Business Materials 11 March 2008 10:44 (UTC +04:00)

(dpa) - Bird flu has killed four endangered civets in northern Vietnam, the first time the H5N1 virus has been confirmed in the species, officials said Tuesday.

Four Owston's palm civets, a catlike carnivorous species that the International Union for the Conservation of Nature lists as endangered, died between February 7 and 18 at Cuc Phuong National Park, 120 kilometres south of Hanoi, said Truong Quang Bich, director of the park.

"Tests on the civets' samples showed earlier this month that the animals were positive for H5N1," Bich said, referring to the strain of bird flu that can also be deadly in humans.

The civets, which have pointed faces similar to a shrew, are the first mammals, other than humans, to have died from bird flu in Vietnam, said Hoang Van Nam, deputy director of the Ministry of Agriculture's Animal Health Department.

"We haven't been able to confirm that the virus has mutated to easily infect mammals, but we are afraid it has," Nam said.

The H5N1 virus has been found in numerous animal species other than birds in other countries, including cats, pigs and tigers.

Bich said the civets, which were being kept in a semi-wild enclosure at the park's conservation centre, had not been fed poultry but he suspected that infected wild birds might have entered their habitat and spread the disease.

"Another civet died at the centre earlier this month, but tests showed it was negative for H5N1," Bich said. "The remaining eight civets at the centre are in good condition."

Vietnam lists the Owston's palm civet in its Red Book of endangered species, which are illegal to trade or transport.

However, the civets' population is threatened by an illegal trade in body parts for traditional medicine.

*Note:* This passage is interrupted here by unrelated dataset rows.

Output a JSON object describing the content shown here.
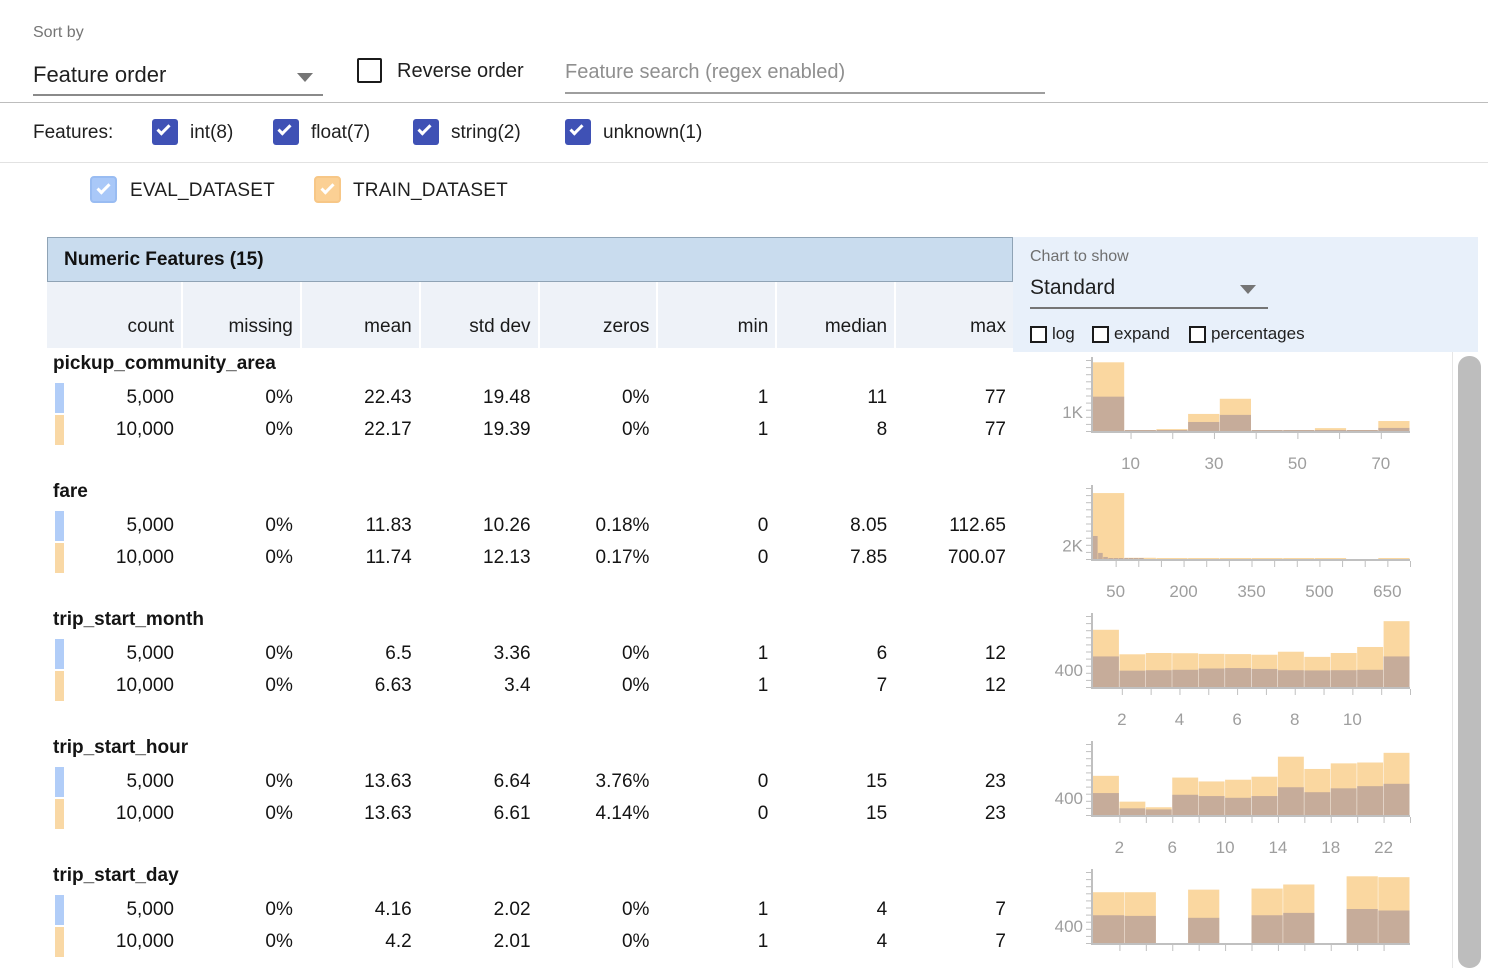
{
  "toolbar": {
    "sort_by_label": "Sort by",
    "sort_value": "Feature order",
    "reverse_label": "Reverse order",
    "search_placeholder": "Feature search (regex enabled)"
  },
  "filters": {
    "label": "Features:",
    "types": [
      {
        "label": "int(8)",
        "checked": true
      },
      {
        "label": "float(7)",
        "checked": true
      },
      {
        "label": "string(2)",
        "checked": true
      },
      {
        "label": "unknown(1)",
        "checked": true
      }
    ]
  },
  "datasets": [
    {
      "label": "EVAL_DATASET",
      "color": "#a9c8f8",
      "checked": true
    },
    {
      "label": "TRAIN_DATASET",
      "color": "#fbd094",
      "checked": true
    }
  ],
  "table": {
    "title": "Numeric Features (15)",
    "columns": [
      "count",
      "missing",
      "mean",
      "std dev",
      "zeros",
      "min",
      "median",
      "max"
    ]
  },
  "chart_controls": {
    "label": "Chart to show",
    "selected": "Standard",
    "checkboxes": [
      {
        "label": "log",
        "checked": false
      },
      {
        "label": "expand",
        "checked": false
      },
      {
        "label": "percentages",
        "checked": false
      }
    ]
  },
  "colors": {
    "train": "#fad7a0",
    "eval_swatch": "#b1cdf8",
    "eval_overlay": "rgba(126,111,145,0.42)",
    "filter_checkbox": "#3f51b5",
    "header_bar_bg": "#c9dcee",
    "panel_bg": "#e8f0fa",
    "axis": "#c0c0c0",
    "axis_text": "#9e9e9e"
  },
  "features": [
    {
      "name": "pickup_community_area",
      "rows": [
        {
          "dataset": "EVAL_DATASET",
          "count": "5,000",
          "missing": "0%",
          "mean": "22.43",
          "std": "19.48",
          "zeros": "0%",
          "min": "1",
          "median": "11",
          "max": "77"
        },
        {
          "dataset": "TRAIN_DATASET",
          "count": "10,000",
          "missing": "0%",
          "mean": "22.17",
          "std": "19.39",
          "zeros": "0%",
          "min": "1",
          "median": "8",
          "max": "77"
        }
      ]
    },
    {
      "name": "fare",
      "rows": [
        {
          "dataset": "EVAL_DATASET",
          "count": "5,000",
          "missing": "0%",
          "mean": "11.83",
          "std": "10.26",
          "zeros": "0.18%",
          "min": "0",
          "median": "8.05",
          "max": "112.65"
        },
        {
          "dataset": "TRAIN_DATASET",
          "count": "10,000",
          "missing": "0%",
          "mean": "11.74",
          "std": "12.13",
          "zeros": "0.17%",
          "min": "0",
          "median": "7.85",
          "max": "700.07"
        }
      ]
    },
    {
      "name": "trip_start_month",
      "rows": [
        {
          "dataset": "EVAL_DATASET",
          "count": "5,000",
          "missing": "0%",
          "mean": "6.5",
          "std": "3.36",
          "zeros": "0%",
          "min": "1",
          "median": "6",
          "max": "12"
        },
        {
          "dataset": "TRAIN_DATASET",
          "count": "10,000",
          "missing": "0%",
          "mean": "6.63",
          "std": "3.4",
          "zeros": "0%",
          "min": "1",
          "median": "7",
          "max": "12"
        }
      ]
    },
    {
      "name": "trip_start_hour",
      "rows": [
        {
          "dataset": "EVAL_DATASET",
          "count": "5,000",
          "missing": "0%",
          "mean": "13.63",
          "std": "6.64",
          "zeros": "3.76%",
          "min": "0",
          "median": "15",
          "max": "23"
        },
        {
          "dataset": "TRAIN_DATASET",
          "count": "10,000",
          "missing": "0%",
          "mean": "13.63",
          "std": "6.61",
          "zeros": "4.14%",
          "min": "0",
          "median": "15",
          "max": "23"
        }
      ]
    },
    {
      "name": "trip_start_day",
      "rows": [
        {
          "dataset": "EVAL_DATASET",
          "count": "5,000",
          "missing": "0%",
          "mean": "4.16",
          "std": "2.02",
          "zeros": "0%",
          "min": "1",
          "median": "4",
          "max": "7"
        },
        {
          "dataset": "TRAIN_DATASET",
          "count": "10,000",
          "missing": "0%",
          "mean": "4.2",
          "std": "2.01",
          "zeros": "0%",
          "min": "1",
          "median": "4",
          "max": "7"
        }
      ]
    }
  ],
  "chart_data": [
    {
      "type": "histogram",
      "feature": "pickup_community_area",
      "x_min": 1,
      "x_max": 77,
      "y_max": 3700,
      "y_gridline": {
        "value": 1000,
        "label": "1K"
      },
      "x_ticks": [
        10,
        20,
        30,
        40,
        50,
        60,
        70
      ],
      "x_tick_labels": [
        {
          "v": 10,
          "t": "10"
        },
        {
          "v": 30,
          "t": "30"
        },
        {
          "v": 50,
          "t": "50"
        },
        {
          "v": 70,
          "t": "70"
        }
      ],
      "series": [
        {
          "name": "TRAIN_DATASET",
          "bin_start": 1,
          "bin_width": 7.6,
          "counts": [
            3580,
            30,
            100,
            890,
            1680,
            10,
            5,
            150,
            5,
            520
          ]
        },
        {
          "name": "EVAL_DATASET",
          "bin_start": 1,
          "bin_width": 7.6,
          "counts": [
            1790,
            10,
            40,
            470,
            840,
            5,
            2,
            50,
            2,
            160
          ]
        }
      ]
    },
    {
      "type": "histogram",
      "feature": "fare",
      "x_min": 0,
      "x_max": 700,
      "y_max": 10500,
      "y_gridline": {
        "value": 2000,
        "label": "2K"
      },
      "x_ticks": [
        50,
        100,
        150,
        200,
        250,
        300,
        350,
        400,
        450,
        500,
        550,
        600,
        650,
        700
      ],
      "x_tick_labels": [
        {
          "v": 50,
          "t": "50"
        },
        {
          "v": 200,
          "t": "200"
        },
        {
          "v": 350,
          "t": "350"
        },
        {
          "v": 500,
          "t": "500"
        },
        {
          "v": 650,
          "t": "650"
        }
      ],
      "series": [
        {
          "name": "TRAIN_DATASET",
          "bin_start": 0,
          "bin_width": 70,
          "counts": [
            9750,
            180,
            40,
            15,
            6,
            3,
            2,
            1,
            0,
            1
          ]
        },
        {
          "name": "EVAL_DATASET",
          "bin_start": 0,
          "bin_width": 11.3,
          "counts": [
            3400,
            900,
            300,
            120,
            60,
            30,
            15,
            8,
            3,
            2
          ]
        }
      ]
    },
    {
      "type": "histogram",
      "feature": "trip_start_month",
      "x_min": 1,
      "x_max": 12,
      "y_max": 1650,
      "y_gridline": {
        "value": 400,
        "label": "400"
      },
      "x_ticks": [
        2,
        3,
        4,
        5,
        6,
        7,
        8,
        9,
        10,
        11,
        12
      ],
      "x_tick_labels": [
        {
          "v": 2,
          "t": "2"
        },
        {
          "v": 4,
          "t": "4"
        },
        {
          "v": 6,
          "t": "6"
        },
        {
          "v": 8,
          "t": "8"
        },
        {
          "v": 10,
          "t": "10"
        }
      ],
      "series": [
        {
          "name": "TRAIN_DATASET",
          "bin_start": 1,
          "bin_width": 0.9167,
          "counts": [
            1330,
            760,
            790,
            785,
            770,
            765,
            750,
            820,
            700,
            790,
            930,
            1530
          ]
        },
        {
          "name": "EVAL_DATASET",
          "bin_start": 1,
          "bin_width": 0.9167,
          "counts": [
            710,
            380,
            390,
            400,
            430,
            440,
            420,
            390,
            385,
            390,
            400,
            710
          ]
        }
      ]
    },
    {
      "type": "histogram",
      "feature": "trip_start_hour",
      "x_min": 0,
      "x_max": 24,
      "y_max": 1650,
      "y_gridline": {
        "value": 400,
        "label": "400"
      },
      "x_ticks": [
        2,
        4,
        6,
        8,
        10,
        12,
        14,
        16,
        18,
        20,
        22,
        24
      ],
      "x_tick_labels": [
        {
          "v": 2,
          "t": "2"
        },
        {
          "v": 6,
          "t": "6"
        },
        {
          "v": 10,
          "t": "10"
        },
        {
          "v": 14,
          "t": "14"
        },
        {
          "v": 18,
          "t": "18"
        },
        {
          "v": 22,
          "t": "22"
        }
      ],
      "series": [
        {
          "name": "TRAIN_DATASET",
          "bin_start": 0,
          "bin_width": 2,
          "counts": [
            910,
            310,
            180,
            870,
            780,
            820,
            890,
            1355,
            1070,
            1200,
            1220,
            1445
          ]
        },
        {
          "name": "EVAL_DATASET",
          "bin_start": 0,
          "bin_width": 2,
          "counts": [
            510,
            155,
            130,
            470,
            440,
            400,
            440,
            645,
            530,
            620,
            670,
            725
          ]
        }
      ]
    },
    {
      "type": "histogram",
      "feature": "trip_start_day",
      "x_min": 1,
      "x_max": 7,
      "y_max": 1650,
      "y_gridline": {
        "value": 400,
        "label": "400"
      },
      "x_ticks": [
        1.5,
        2,
        2.5,
        3,
        3.5,
        4,
        4.5,
        5,
        5.5,
        6,
        6.5
      ],
      "x_tick_labels": [],
      "series": [
        {
          "name": "TRAIN_DATASET",
          "bin_start": 1,
          "bin_width": 0.6,
          "counts": [
            1180,
            1180,
            0,
            1240,
            0,
            1265,
            1360,
            0,
            1550,
            1530
          ]
        },
        {
          "name": "EVAL_DATASET",
          "bin_start": 1,
          "bin_width": 0.6,
          "counts": [
            645,
            630,
            0,
            585,
            0,
            645,
            700,
            0,
            790,
            755
          ]
        }
      ]
    }
  ]
}
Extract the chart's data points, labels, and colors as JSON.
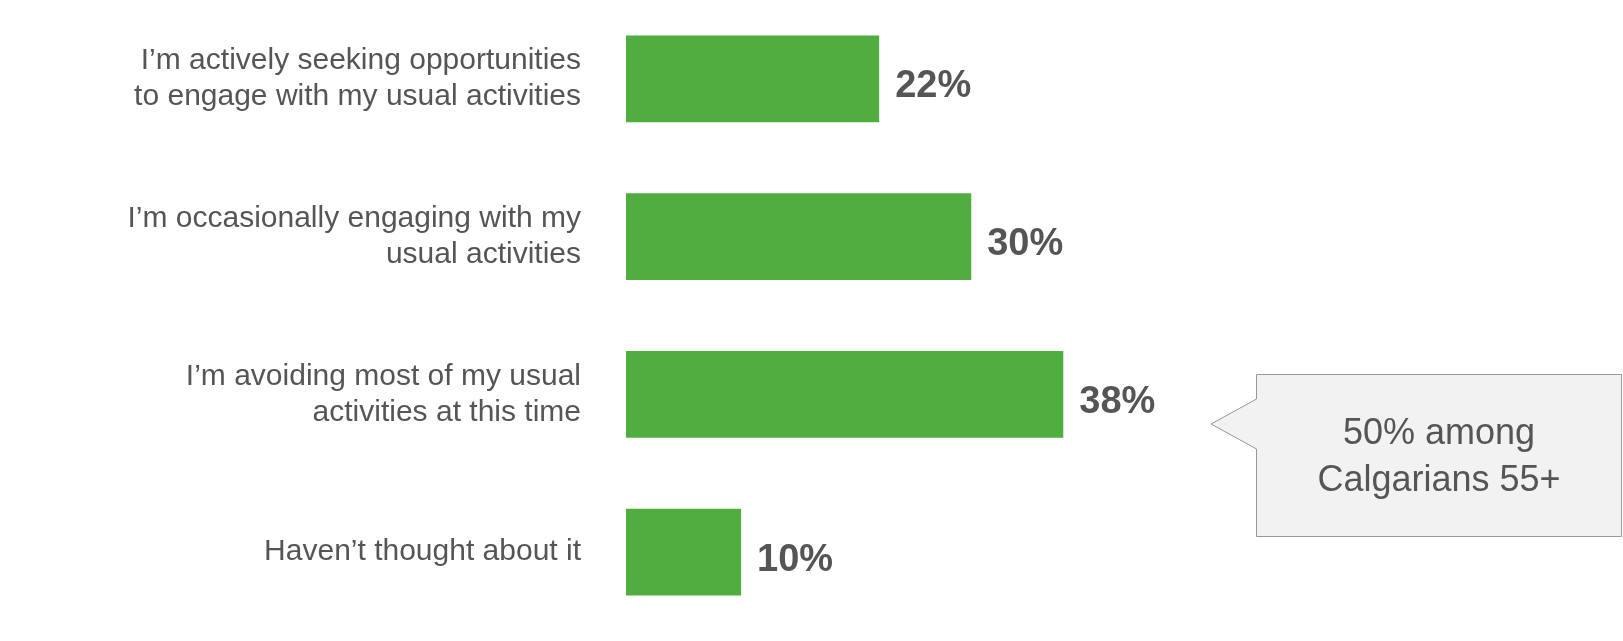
{
  "chart_data": {
    "type": "bar",
    "orientation": "horizontal",
    "categories": [
      "I’m actively seeking opportunities to engage with my usual activities",
      "I’m occasionally engaging with my usual activities",
      "I’m avoiding most of my usual activities at this time",
      "Haven’t thought about it"
    ],
    "values": [
      22,
      30,
      38,
      10
    ],
    "color": "#50ae41",
    "value_labels": [
      "22%",
      "30%",
      "38%",
      "10%"
    ],
    "annotations": [
      "50% among Calgarians 55+"
    ]
  }
}
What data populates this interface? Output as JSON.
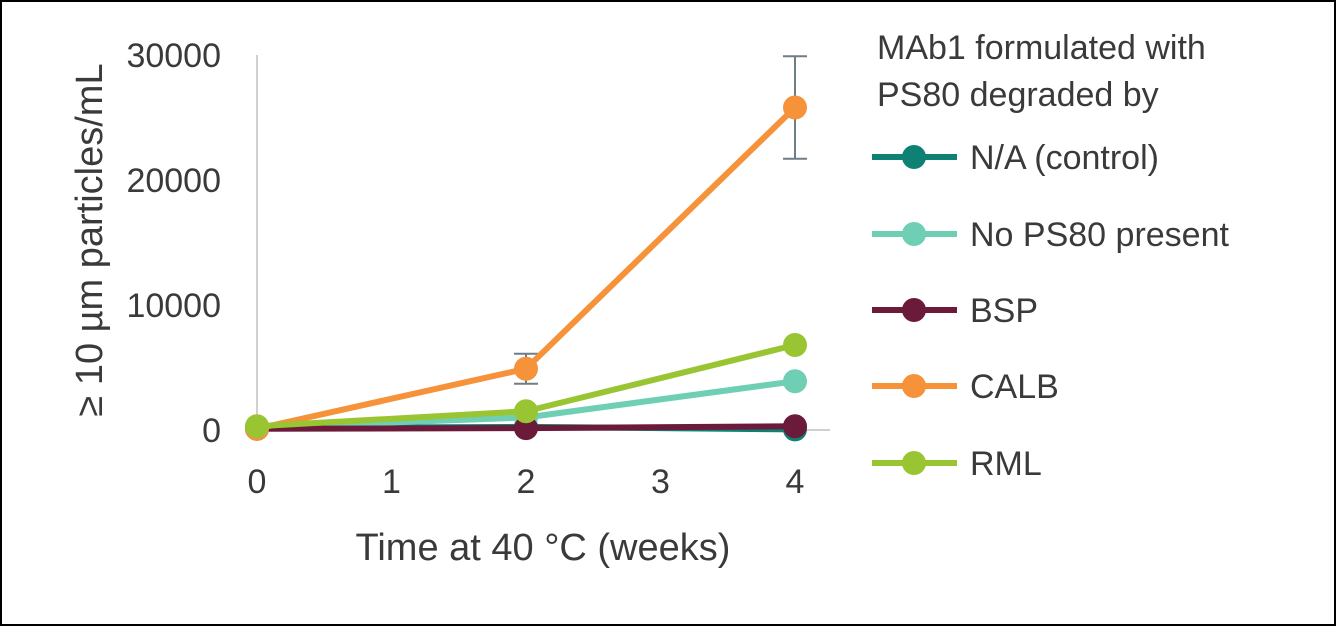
{
  "chart_data": {
    "type": "line",
    "title": "",
    "xlabel": "Time at 40 °C (weeks)",
    "ylabel": "≥ 10 µm particles/mL",
    "xlim": [
      0,
      4
    ],
    "ylim": [
      0,
      30000
    ],
    "x_ticks": [
      "0",
      "1",
      "2",
      "3",
      "4"
    ],
    "y_ticks": [
      "0",
      "10000",
      "20000",
      "30000"
    ],
    "grid": false,
    "legend": {
      "position": "right",
      "title_lines": [
        "MAb1 formulated with",
        "PS80 degraded by"
      ]
    },
    "series": [
      {
        "name": "N/A (control)",
        "color": "#0e8074",
        "x": [
          0,
          2,
          4
        ],
        "y": [
          150,
          250,
          50
        ]
      },
      {
        "name": "No PS80 present",
        "color": "#6ecfb5",
        "x": [
          0,
          2,
          4
        ],
        "y": [
          200,
          1000,
          3900
        ]
      },
      {
        "name": "BSP",
        "color": "#6b1a3a",
        "x": [
          0,
          2,
          4
        ],
        "y": [
          100,
          150,
          300
        ]
      },
      {
        "name": "CALB",
        "color": "#f5923a",
        "x": [
          0,
          2,
          4
        ],
        "y": [
          100,
          4900,
          25800
        ],
        "error": [
          0,
          1200,
          4100
        ]
      },
      {
        "name": "RML",
        "color": "#9ac532",
        "x": [
          0,
          2,
          4
        ],
        "y": [
          300,
          1500,
          6800
        ]
      }
    ]
  }
}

Civet meat, particularly if caught in the wild, is thought to be an aphrodisiac in some regions.

Fresh avian-influenza outbreaks among birds have been detected in 10 provinces in Vietnam since the beginning of the year, prompting local authorities to cull tens of thousands of ducks and chickens, according to the Animal Health Department.

Bird flu has infected 105 people in Vietnam and killed 51 of them since it first appeared in the country in late 2003.

H5N1 mainly affects poultry and wild birds but can infect humans who have close contact with sick fowl. Scientists fear that if it spreads unchecked, the disease could mutate into a form that could be transmitted between humans, leading to a worldwide pandemic that could kill millions.